Based on the variables pre-specified by the user, which create equivalence classes, they supply the application with a particular list of input in a separate file. When the user has not identified equivalence classes of input or when the web application is in a different state, for which the user's specifications do not apply,, the authors use a semi-automatic process called page-merging to “simplify the explicit state model” and determine equivalence classes for the input.

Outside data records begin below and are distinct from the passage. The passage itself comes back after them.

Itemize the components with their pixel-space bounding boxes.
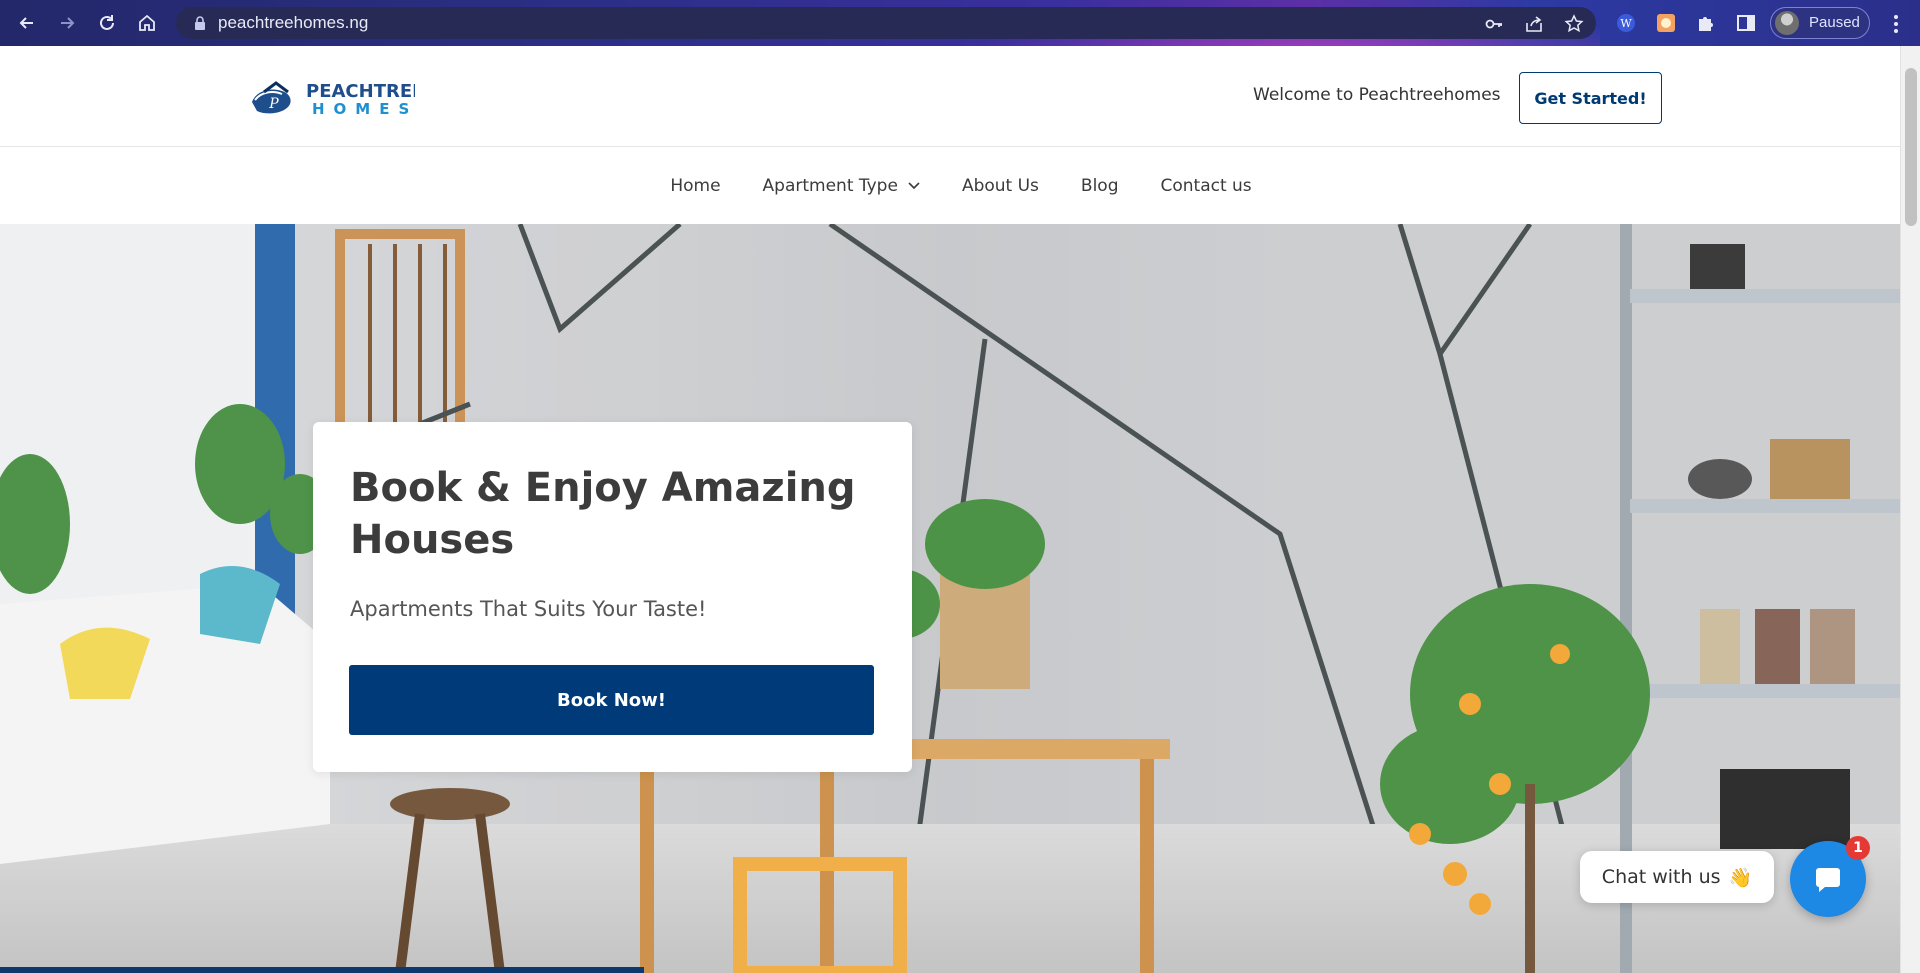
hero-subtitle: Apartments That Suits Your Taste! <box>350 597 707 621</box>
profile-status: Paused <box>1809 14 1860 31</box>
chevron-down-icon <box>908 181 920 189</box>
profile-button[interactable]: Paused <box>1770 7 1870 39</box>
svg-text:W: W <box>1620 17 1632 30</box>
nav-item-home[interactable]: Home <box>670 176 720 196</box>
lock-icon[interactable] <box>194 16 206 30</box>
forward-arrow-icon <box>61 17 75 29</box>
web-page: P PEACHTREE HOMES Welcome to Peachtreeho… <box>0 46 1900 973</box>
scrollbar-thumb[interactable] <box>1905 68 1917 226</box>
puzzle-icon[interactable] <box>1695 12 1717 34</box>
back-button[interactable] <box>12 8 42 38</box>
chat-prompt-label: Chat with us <box>1601 866 1721 888</box>
main-nav: Home Apartment Type About Us Blog Contac… <box>0 147 1900 224</box>
reload-icon <box>100 15 114 30</box>
get-started-button[interactable]: Get Started! <box>1519 72 1662 124</box>
back-arrow-icon <box>19 17 33 29</box>
extension-icon[interactable] <box>1655 12 1677 34</box>
chat-prompt[interactable]: Chat with us 👋 <box>1580 851 1774 903</box>
avatar <box>1775 11 1799 35</box>
home-button[interactable] <box>132 8 162 38</box>
hero-title: Book & Enjoy Amazing Houses <box>350 465 856 563</box>
reload-button[interactable] <box>92 8 122 38</box>
book-now-button[interactable]: Book Now! <box>349 665 874 735</box>
wordpress-extension-icon[interactable]: W <box>1615 12 1637 34</box>
kebab-menu-icon[interactable] <box>1884 12 1908 36</box>
nav-label: Contact us <box>1160 175 1252 196</box>
svg-text:P: P <box>268 96 279 112</box>
nav-label: Home <box>670 175 721 196</box>
site-logo[interactable]: P PEACHTREE HOMES <box>250 78 415 118</box>
star-icon[interactable] <box>1564 14 1584 34</box>
logo-wordmark-bottom: HOMES <box>312 100 415 118</box>
share-icon[interactable] <box>1524 14 1544 34</box>
nav-label: About Us <box>961 175 1039 196</box>
nav-item-blog[interactable]: Blog <box>1081 176 1119 196</box>
hero-card: Book & Enjoy Amazing Houses Apartments T… <box>313 422 912 772</box>
side-panel-icon[interactable] <box>1735 12 1757 34</box>
nav-label: Blog <box>1080 175 1119 196</box>
address-bar[interactable]: peachtreehomes.ng <box>176 7 1596 39</box>
browser-toolbar: peachtreehomes.ng W Paused <box>0 0 1920 46</box>
chat-bubble-icon <box>1816 868 1840 892</box>
nav-item-apartment-type[interactable]: Apartment Type <box>763 176 920 196</box>
logo-wordmark-top: PEACHTREE <box>306 81 415 102</box>
forward-button[interactable] <box>52 8 82 38</box>
nav-item-contact-us[interactable]: Contact us <box>1160 176 1251 196</box>
nav-item-about-us[interactable]: About Us <box>962 176 1039 196</box>
site-header: P PEACHTREE HOMES Welcome to Peachtreeho… <box>0 46 1900 147</box>
nav-label: Apartment Type <box>762 175 898 196</box>
chat-unread-badge: 1 <box>1846 836 1870 860</box>
page-scrollbar[interactable] <box>1900 46 1920 973</box>
key-icon[interactable] <box>1484 14 1504 34</box>
url-text[interactable]: peachtreehomes.ng <box>218 13 368 33</box>
wave-icon: 👋 <box>1728 866 1753 889</box>
bottom-accent-bar <box>0 967 644 973</box>
hero-section: Book & Enjoy Amazing Houses Apartments T… <box>0 224 1900 973</box>
home-icon <box>139 14 155 31</box>
welcome-text: Welcome to Peachtreehomes <box>1253 85 1501 105</box>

They have three (decreasingly automatic) criteria for comparing two dynamically-generated html pages:
a) pages that are literally identical are considered the same page
b) pages that have “identical structures but different texts, according to a comparison of the syntax trees of the pages, are considered the same page”
c) pages that “have similar structure, according to a similarity metric, such as the tree edit distance, computed on the syntax trees of the pages, are considered the same.”
Essentially: if the pages are not identical, they look at the syntax with varying degrees of leniency. They also give a summarization of the main phases in statistical testing:
1) Construction of a statistical testing model, based on available user data
2) Test case generation based on the statistics encoded in the testing model (modeled as a Markov chain, called the usage model; the transition probabilities )
3) Test case execution and analysis of execution putout for reliability estimation Their main contribution is in the first step, with the semi-automatic creation of equivalence classes. They also deal with state by exploiting the hidden variables that determine whether the state stays constant.
Limitations:
In general, this paper seems to have some excellent ideas–like state parameters and equivalence classes of parameter values–but it relies far too heavily on humans to make decisions that should be automated.